We quickly realized that having time together was not enough—we needed to use that time differently.
Over time, these meetings developed a rhythm. Teachers came prepared to share evidence, rather than polished success stories. One math teacher brought a set of assessments and admitted, “I don’t understand why half the class failed this question; I thought I explained it clearly.” Instead of offering quick advice, colleagues began asking questions: What exactly were students struggling with? What did their answers reveal? What could be tried next?
Together, they analyzed student work, discussed alternatives, and committed to small changes they would test in their classrooms. Reflection became collective rather than individual. The conversation shifted from what went wrong to what we could try next week.
This shift was not only methodological—it was deeply cultural. Teaching, which we had often experienced as a private act, started to become a shared practice. Teachers began to see themselves not only as instructors but as learners engaged in ongoing cycles of inquiry grounded in their own classrooms.
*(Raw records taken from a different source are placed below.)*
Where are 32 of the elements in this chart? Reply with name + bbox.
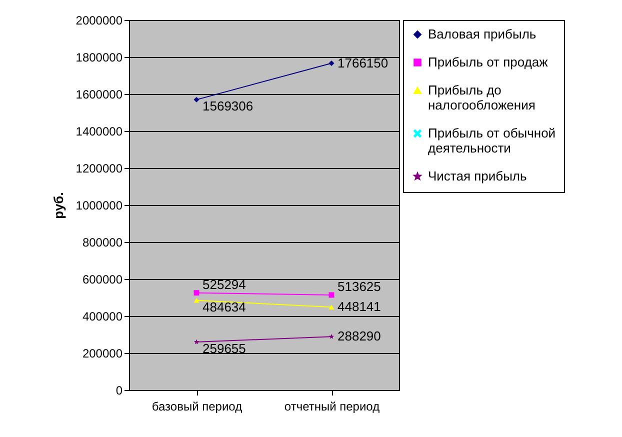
legend-label: Чистая прибыль [428,168,528,184]
legend-label: Прибыль до налогообложения [428,82,536,112]
data-label: 1569306 [202,98,254,114]
x-tick-label: базовый период [152,400,242,414]
y-tick-label: 1800000 [76,50,123,64]
y-tick-label: 1400000 [76,124,123,138]
y-tick-label: 2000000 [76,14,123,28]
y-tick-label: 600000 [82,272,123,286]
y-tick-label: 1200000 [76,162,123,176]
x-tick-label: отчетный период [284,400,380,414]
y-tick-label: 0 [116,384,123,398]
y-tick-label: 400000 [82,310,123,324]
y-axis-title: руб. [50,192,66,219]
y-tick-label: 1000000 [76,198,123,212]
legend-label: Прибыль от продаж [428,54,548,70]
legend-label: Валовая прибыль [428,26,536,42]
data-label: 448141 [338,299,381,314]
y-tick-label: 200000 [82,346,123,360]
legend-label: Прибыль от обычной деятельности [428,126,556,156]
point [328,292,334,298]
point [194,96,200,102]
data-label: 484634 [202,299,246,314]
data-label: 288290 [338,328,381,344]
point [194,290,200,296]
y-tick-label: 800000 [82,236,123,250]
data-label: 513625 [338,278,381,294]
data-label: 259655 [202,340,246,356]
data-label: 525294 [202,276,246,292]
point [328,334,334,339]
data-label: 1766150 [338,55,388,70]
y-tick-label: 1600000 [76,88,123,102]
point [194,339,200,344]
One of the most powerful—and challenging—changes was to make practice visible. Sharing unfinished work required trust, and that trust was not built overnight. In early meetings, some teachers brought only their “best” examples. Others stayed mostly silent. But over time, vulnerability became more common. A teacher would say, “This didn’t work at all—I need help thinking it through,” and that opened the door for deeper learning.
Not everything worked at first. Some meetings continued to drift into logistics. Others lacked focus or ended without clear next steps. We had to make explicit decisions to protect PLC time for learning—not administration—and to prioritize depth over speed. PLCs needed consistency, stable groups, and time to mature.
As the work strengthened locally, it expanded globally. Teachers from Argentina, Mexico, and Brazil began meeting around shared themes such as project-based learning, self-directed learning, and digital education. Despite different contexts, the conversations sounded surprisingly similar: concerns about student autonomy, questions about assessment, and the challenge of moving from activity to learning. Teachers often shared examples of students who completed projects successfully—building, presenting, or delivering final products—but showed limited understanding when asked to explain their reasoning, make connections, or transfer their learning to new situations. These cross-site exchanges reinforced a powerful idea—that teachers were not alone in their struggles.
Today, PLCs are a core practice in our schools. Teachers share a common pedagogical language, innovations spread more easily, and professional learning is embedded in daily work. Most importantly, students benefit from classrooms shaped by teachers who continuously learn with others.
PLCs are part of our regular school structure, not an extra initiative. In our schools, teachers meet at least four times a year, during the school day. Meeting times are coordinated based on teachers’ schedules, but they always take place during class hours—never after the school day ends. Protecting this time within the workday reinforces the idea that professional learning is part of teaching, not an additional task.
Each PLC is made up of a small, consistent group of teachers—typically between four and eight—who share a common focus. Sometimes they teach the same subject or grade level; other times, they are connected by a shared pedagogical interest, such as project-based learning or student autonomy. Keeping groups small and stable helps build trust and allows conversations to deepen over time.
While there is no rigid script, our meetings tend to follow a simple and predictable structure:
Each PLC is guided by a teacher who leads the community throughout the year. The role of this facilitator is not to provide answers, but to sustain the focus on learning, support productive dialogue, and ensure that conversations remain grounded in classroom evidence.